ぎゅう、とビュティは首領パッチを抱きしめた。後ろから。
むう、と首領パッチはうなった。

後ろから抱きしめられるのは、正面からのより苦手だ。

奴の鼻がオレのてっぺんのトゲをすりすりするから苦手だ。
てめえの鼻の脂がオレのチャームポイントを汚してんだよ。
お前は犬か、そりゃあマーキングか?
そんなんしなくてもオレはどこにも行きゃあしねーよ。ボケが

奴の髪の毛がオレのほっぺたの上をちろちろするから苦手だ。
ちくちくすんだよ。それとくすぐってーよ。
なんかむずむずすんじゃねーか、止めろって。

奴の腕と足がオレの前に周るから苦手だ。
なんかこう、妙に落ち着いちまう。
正面からぎゅーってやられると、ぎゃーって手足ばたばたさせて抵抗できるんだけど、後ろからすっぽりってやられるとなんでか大人しくそのままでいちゃったりしてな。

奴の息がオレのほっぺたにかかるから苦手だ。
なんかなんか、ふうって息吐かれると、ぞわあーってする。
気持ち悪いんだかくすぐったいんだか分かんねーから厄介だ。
ひいいって仰け反りたくなる。それ言ったらなんか笑われた。
笑うんじゃねえよ、お前のせいだろ!!

奴の腹がオレの背中に当たるから苦手だ。
いやあれは乳じゃねーよ。腹だ腹。当たるほどねえよ。
まあ腹だろうが乳だろうが、なんかぷにぷにしたのが背中に当たってるってのは、なんかほっとする。
あーオレ今人間と触れ合ってるんだなーって思っちまう。なんでだろ。

奴の心臓がオレを押すから苦手だ。
どくどく言ってるのが分かる。血が流れてるって分かる。生きてるって分かる。
天の助のいびきも大嫌いだけど、それに勝つ勢いでこの心臓の音も嫌いだ。
ちょっと聞いただけですぐ泣きたくなるから。
もう、どーなってんだか。



ぎゅう、とビュティは首領パッチを抱きしめた。後ろから。
むう、と首領パッチがうなったが、ビュティは聞こえないふりをした。

後ろから抱きしめるのは、正面からするのより好き。

首領パッチくんのてっぺんのトゲが私の鼻の位置に来るから好き。 思わず、すりすりしてしまう。犬みたいだなと思っていたら、首領パッチくんに同じこと言われた。
それで、自分のだ!!って主張するために自分の匂いをつけるワンちゃんの気持ちがなんとなく分かった。
この匂いがここについている限り、私は彼を見失うことは無い気がした。 気がした、それだけなんだけど。

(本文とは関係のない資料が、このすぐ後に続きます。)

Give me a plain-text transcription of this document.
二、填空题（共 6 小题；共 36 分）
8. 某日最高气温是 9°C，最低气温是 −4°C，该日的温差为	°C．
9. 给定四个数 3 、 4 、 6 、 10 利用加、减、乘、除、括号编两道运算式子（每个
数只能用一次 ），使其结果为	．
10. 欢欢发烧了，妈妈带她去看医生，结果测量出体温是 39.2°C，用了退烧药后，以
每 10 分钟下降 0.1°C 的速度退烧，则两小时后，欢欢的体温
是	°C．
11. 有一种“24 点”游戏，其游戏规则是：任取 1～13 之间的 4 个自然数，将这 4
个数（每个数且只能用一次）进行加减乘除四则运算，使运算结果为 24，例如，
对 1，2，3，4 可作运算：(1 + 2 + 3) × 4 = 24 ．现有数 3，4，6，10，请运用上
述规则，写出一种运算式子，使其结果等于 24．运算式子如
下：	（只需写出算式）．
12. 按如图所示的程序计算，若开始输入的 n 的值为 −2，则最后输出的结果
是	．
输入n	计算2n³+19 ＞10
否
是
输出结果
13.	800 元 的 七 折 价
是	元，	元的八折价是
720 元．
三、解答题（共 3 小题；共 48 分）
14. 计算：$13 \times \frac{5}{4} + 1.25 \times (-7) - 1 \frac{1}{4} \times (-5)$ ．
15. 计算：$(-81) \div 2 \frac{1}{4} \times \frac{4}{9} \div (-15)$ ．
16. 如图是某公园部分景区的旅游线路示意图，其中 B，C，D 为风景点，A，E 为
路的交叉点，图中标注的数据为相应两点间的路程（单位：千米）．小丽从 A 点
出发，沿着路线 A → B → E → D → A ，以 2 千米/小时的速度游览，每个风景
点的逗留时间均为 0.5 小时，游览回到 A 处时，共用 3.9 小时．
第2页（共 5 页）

首領パッチくんのほっぺたが私の横の髪の位置に来るから好き。 私の髪は、私がそうしろって言った訳でもないのに、首領パッチくんのほっぺたに吸い寄せられる。 静電気かな?
朱色のほっぺたに乗る桃色の髪は、当然だけど全く色がはっきりしなかった。それが桃色だって分からないくらいに。

私の腕と足を首領パッチくんの前に周せるから好き。
すっぽりと首領パッチくんが、私があぐらを組んだせいで空いたところにはまる。
ジグソーパズルのピースみたいにぴったり空きが埋まってしまう。
まるで、もともとひとつだったけど離れてしまったものが、再びひとつになったみたいで、私は彼との隙間を一ミリも許したくなくなる。

当たり前だけど、私の息が首領パッチくんにかかる。当たり前のそれを、彼に言われるまで気付かなかった。
くすぐってえ!!って叫ばれて、えっなんのこと?って言ったら睨まれた。
本当になんのことだか分からなかったのに。
なんか、私の息がかかると気持ち悪いのとくすぐったいのが一度に来るんだって。
気持ち悪いって、心外だ。思わず笑ってしまった。お前のせいだと言われるのが、今日は何故だか嬉しかった。
これも、後ろからのが好きな理由に入れちゃおう。

え、お腹が当たるの?それお腹じゃないって、胸だよ!・・・って言えないのが悲しい。
だってそれ、正真正銘お腹だもん。悔しいけど、当てられるほど胸は無い。
これは、好きの理由には入れないでおこう。
だって、そんなの言われるの好きじゃないしね。

私の心臓の音が首領パッチくんに響くから好き。
生きてるよって言う代わりに、私は心臓を押し付ける。
私は、強くないけど、弱くもないつもりだから。
変なの。心臓の音を聞いて落ち着くのは赤ちゃんだって言うのに、私は何をしてるんだろうね。